Он оглядел стоящих прихожан и продолжил свою мысль:
— Поставьте рядом двух женщин одинаковой красоты. Одна из них добра, непорочна и чиста, другая — блудница. Вы увидите, что первая вся светится как святая, и на неё обратятся взоры всех, не исключая даже людей, жаждущих только плотских наслаждений! Прекрасная душа сопричастна красоте божественной и отражает свою небесную прелесть в теле любого человека.
Такое Микеланджело уже приходилось слышать из уст Фичино и Полициано, часто ссылавшихся на Платона. Ему было непонятно, в чём различие позиции его старших друзей из «платонической семьи» и высказываний доминиканского проповедника. Ведь все они ратуют за красоту духовную, не забывая при этом о красоте телесной; для них материя вторична, а дух владычествует над ней.
Микеланджело захотелось тоже подойти к Савонароле и задать ему несколько волнующих его вопросов, но помешала врождённая застенчивость. Прислушиваясь к высказываниям проповедника, он стал записывать их, находя много созвучного собственным мыслям и чувствуя в нём родственную душу.
В одной из проповедей фра Джироламо заявил:
— Хочу напомнить вам слова одного из почитаемых учителей церкви святого Иеронима: «Poenitentia est secunda tabula naufragium» — «Покаяние есть вторая доска после кораблекрушения». В нашем житейском море на каждом шагу нас подстерегают роковые волны соблазна, мирские и плотские испытания. Только та самая спасительная доска, а именно покаяние поможет нам не сгинуть во время бури и спасти наши грешные души.
«А как бы ответил Савонарола, — подумал Микеланджело, — на вопрос казненного римского философа Боэция?» Но такого ответа он не услышал ни в одной из проповедей монаха.

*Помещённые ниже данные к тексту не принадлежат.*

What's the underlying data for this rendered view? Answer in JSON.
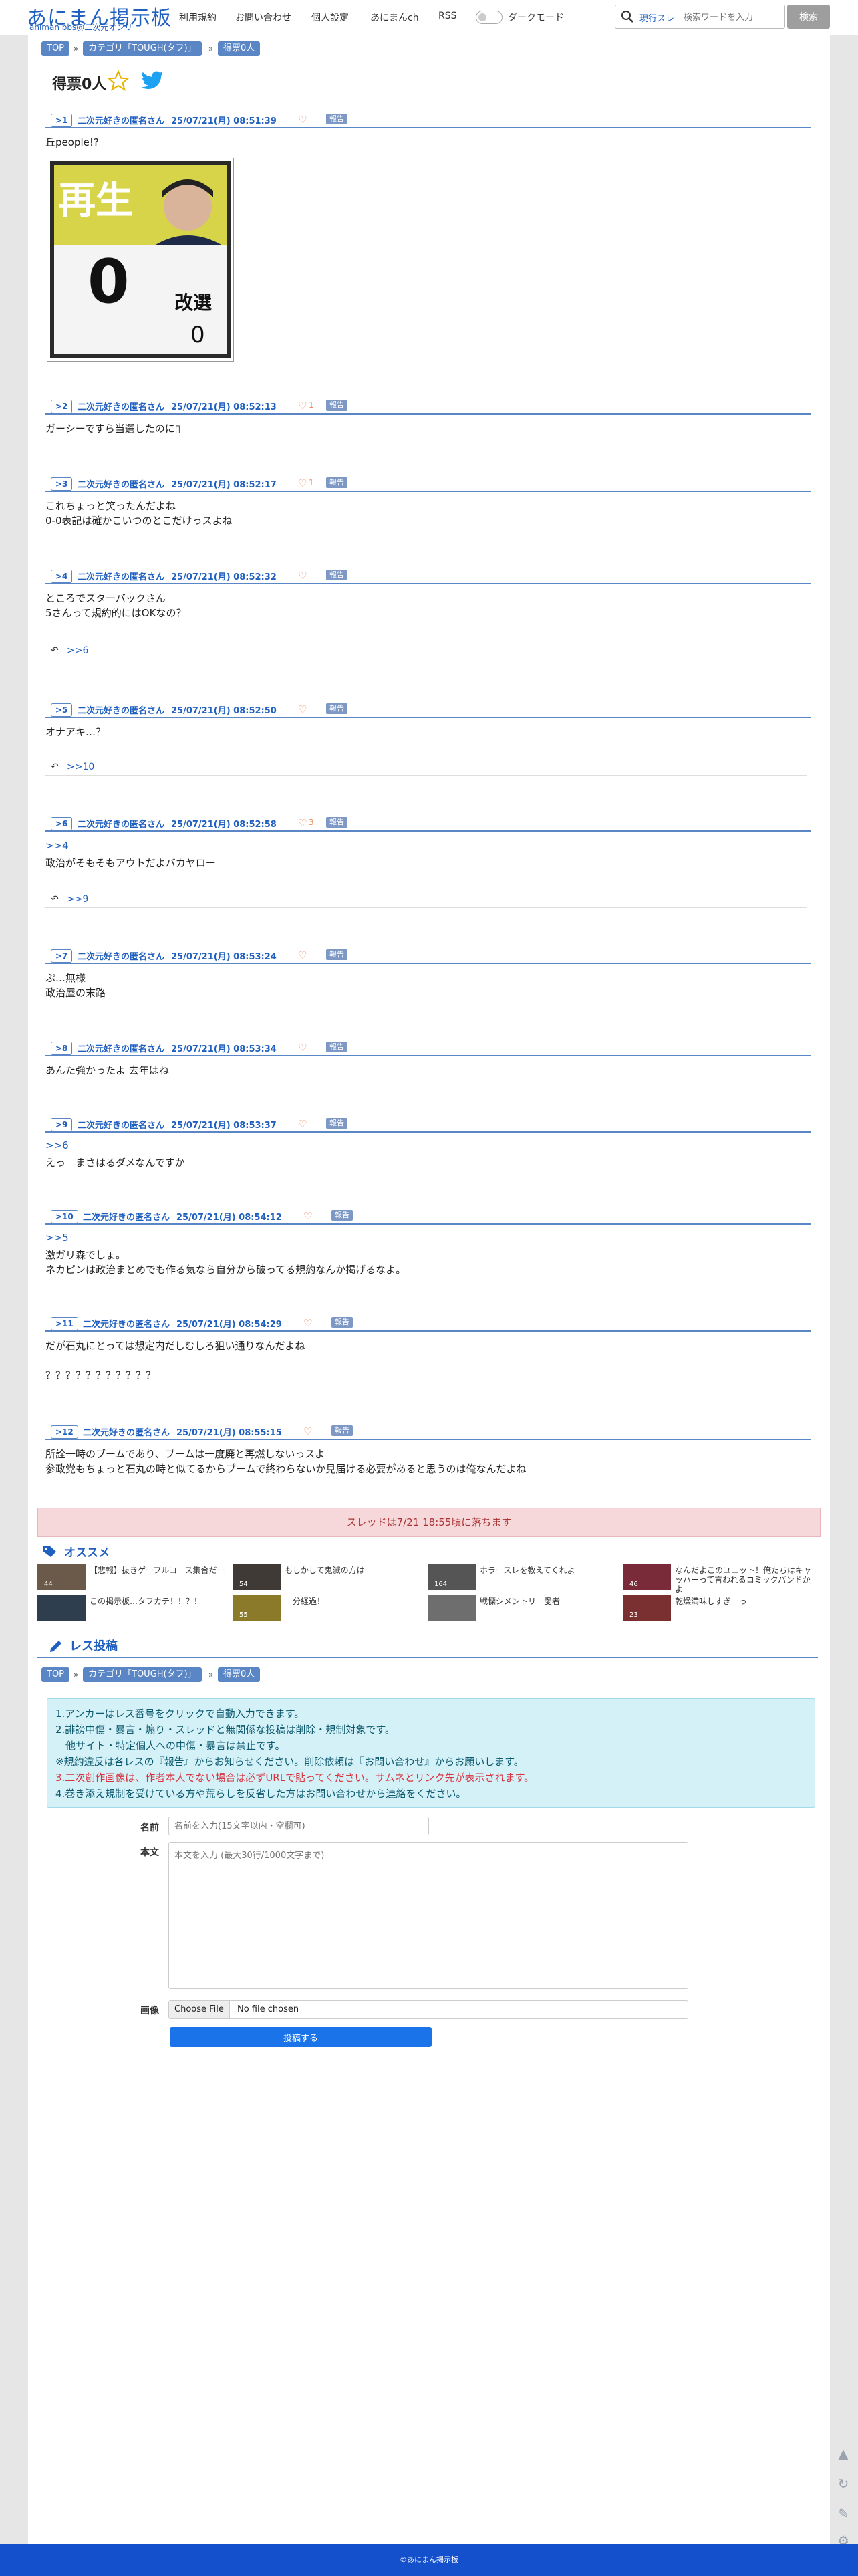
{
  "header": {
    "logo_main": "あにまん掲示板",
    "logo_sub": "animan bbs@二次元オンリー",
    "nav": [
      "利用規約",
      "お問い合わせ",
      "個人設定",
      "あにまんch",
      "RSS"
    ],
    "dark_mode_label": "ダークモード",
    "search_scope": "現行スレ",
    "search_placeholder": "検索ワードを入力",
    "search_button": "検索"
  },
  "breadcrumb": {
    "top": "TOP",
    "category": "カテゴリ「TOUGH(タフ)」",
    "current": "得票0人"
  },
  "thread": {
    "title": "得票0人"
  },
  "image": {
    "top_text": "再生",
    "count": "0",
    "label": "改選",
    "small_count": "0"
  },
  "posts": [
    {
      "num": ">1",
      "name": "二次元好きの匿名さん",
      "date": "25/07/21(月) 08:51:39",
      "likes": "",
      "anchor": "",
      "body": "丘people!?",
      "reply": ""
    },
    {
      "num": ">2",
      "name": "二次元好きの匿名さん",
      "date": "25/07/21(月) 08:52:13",
      "likes": "1",
      "anchor": "",
      "body": "ガーシーですら当選したのに▯",
      "reply": ""
    },
    {
      "num": ">3",
      "name": "二次元好きの匿名さん",
      "date": "25/07/21(月) 08:52:17",
      "likes": "1",
      "anchor": "",
      "body": "これちょっと笑ったんだよね\n0-0表記は確かこいつのとこだけっスよね",
      "reply": ""
    },
    {
      "num": ">4",
      "name": "二次元好きの匿名さん",
      "date": "25/07/21(月) 08:52:32",
      "likes": "",
      "anchor": "",
      "body": "ところでスターバックさん\n5さんって規約的にはOKなの？",
      "reply": ">>6"
    },
    {
      "num": ">5",
      "name": "二次元好きの匿名さん",
      "date": "25/07/21(月) 08:52:50",
      "likes": "",
      "anchor": "",
      "body": "オナアキ…？",
      "reply": ">>10"
    },
    {
      "num": ">6",
      "name": "二次元好きの匿名さん",
      "date": "25/07/21(月) 08:52:58",
      "likes": "3",
      "anchor": ">>4",
      "body": "政治がそもそもアウトだよバカヤロー",
      "reply": ">>9"
    },
    {
      "num": ">7",
      "name": "二次元好きの匿名さん",
      "date": "25/07/21(月) 08:53:24",
      "likes": "",
      "anchor": "",
      "body": "ぷ…無様\n政治屋の末路",
      "reply": ""
    },
    {
      "num": ">8",
      "name": "二次元好きの匿名さん",
      "date": "25/07/21(月) 08:53:34",
      "likes": "",
      "anchor": "",
      "body": "あんた強かったよ 去年はね",
      "reply": ""
    },
    {
      "num": ">9",
      "name": "二次元好きの匿名さん",
      "date": "25/07/21(月) 08:53:37",
      "likes": "",
      "anchor": ">>6",
      "body": "えっ　まさはるダメなんですか",
      "reply": ""
    },
    {
      "num": ">10",
      "name": "二次元好きの匿名さん",
      "date": "25/07/21(月) 08:54:12",
      "likes": "",
      "anchor": ">>5",
      "body": "激ガリ森でしょ。\nネカピンは政治まとめでも作る気なら自分から破ってる規約なんか掲げるなよ。",
      "reply": ""
    },
    {
      "num": ">11",
      "name": "二次元好きの匿名さん",
      "date": "25/07/21(月) 08:54:29",
      "likes": "",
      "anchor": "",
      "body": "だが石丸にとっては想定内だしむしろ狙い通りなんだよね\n\n？？？？？？？？？？？",
      "reply": ""
    },
    {
      "num": ">12",
      "name": "二次元好きの匿名さん",
      "date": "25/07/21(月) 08:55:15",
      "likes": "",
      "anchor": "",
      "body": "所詮一時のブームであり、ブームは一度廃と再燃しないっスよ\n参政党もちょっと石丸の時と似てるからブームで終わらないか見届ける必要があると思うのは俺なんだよね",
      "reply": ""
    }
  ],
  "notice": "スレッドは7/21 18:55頃に落ちます",
  "osusume": {
    "title": "オススメ",
    "items": [
      {
        "title": "【悲報】抜きゲーフルコース集合だー",
        "count": "44",
        "color": "#6b5a4a"
      },
      {
        "title": "もしかして鬼滅の方は",
        "count": "54",
        "color": "#3f3a36"
      },
      {
        "title": "ホラースレを教えてくれよ",
        "count": "164",
        "color": "#555555"
      },
      {
        "title": "なんだよこのユニット！俺たちはキャッハーって言われるコミックバンドかよ",
        "count": "46",
        "color": "#7a2b3a"
      },
      {
        "title": "この掲示板…タフカテ！！？！",
        "count": "",
        "color": "#2f3e4f"
      },
      {
        "title": "一分経過！",
        "count": "55",
        "color": "#8a7a2a"
      },
      {
        "title": "戦慄シメントリー愛者",
        "count": "",
        "color": "#6e6e6e"
      },
      {
        "title": "乾燥満味しすぎーっ",
        "count": "23",
        "color": "#7a3030"
      }
    ]
  },
  "res_form": {
    "title": "レス投稿",
    "rules": [
      "1.アンカーはレス番号をクリックで自動入力できます。",
      "2.誹謗中傷・暴言・煽り・スレッドと無関係な投稿は削除・規制対象です。",
      "　他サイト・特定個人への中傷・暴言は禁止です。",
      "※規約違反は各レスの『報告』からお知らせください。削除依頼は『お問い合わせ』からお願いします。",
      "3.二次創作画像は、作者本人でない場合は必ずURLで貼ってください。サムネとリンク先が表示されます。",
      "4.巻き添え規制を受けている方や荒らしを反省した方はお問い合わせから連絡をください。"
    ],
    "name_label": "名前",
    "name_placeholder": "名前を入力(15文字以内・空欄可)",
    "body_label": "本文",
    "body_placeholder": "本文を入力 (最大30行/1000文字まで)",
    "image_label": "画像",
    "file_button": "Choose File",
    "file_text": "No file chosen",
    "submit": "投稿する"
  },
  "footer": "©あにまん掲示板",
  "colors": {
    "accent": "#1f5fbf",
    "report": "#7d98c5",
    "heart": "#e8895b",
    "footer": "#1450cc"
  }
}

Однажды он увидел, как в монастырской церкви Сан Марко появился со свитой Лоренцо Великолепный. Прихожане почтительно расступились, чтобы пропустить вперёд первого гражданина города, но тот остался в глубине и простоял до конца мессы, хотя ему не раз предлагали присесть, освобождая место.
После мессы, взойдя на амвон, Савонарола обратился к пастве с обычной проповедью, в которой, как всегда, гневно выступил против деспотизма правления, продажности чиновников, непомерного налогового бремени.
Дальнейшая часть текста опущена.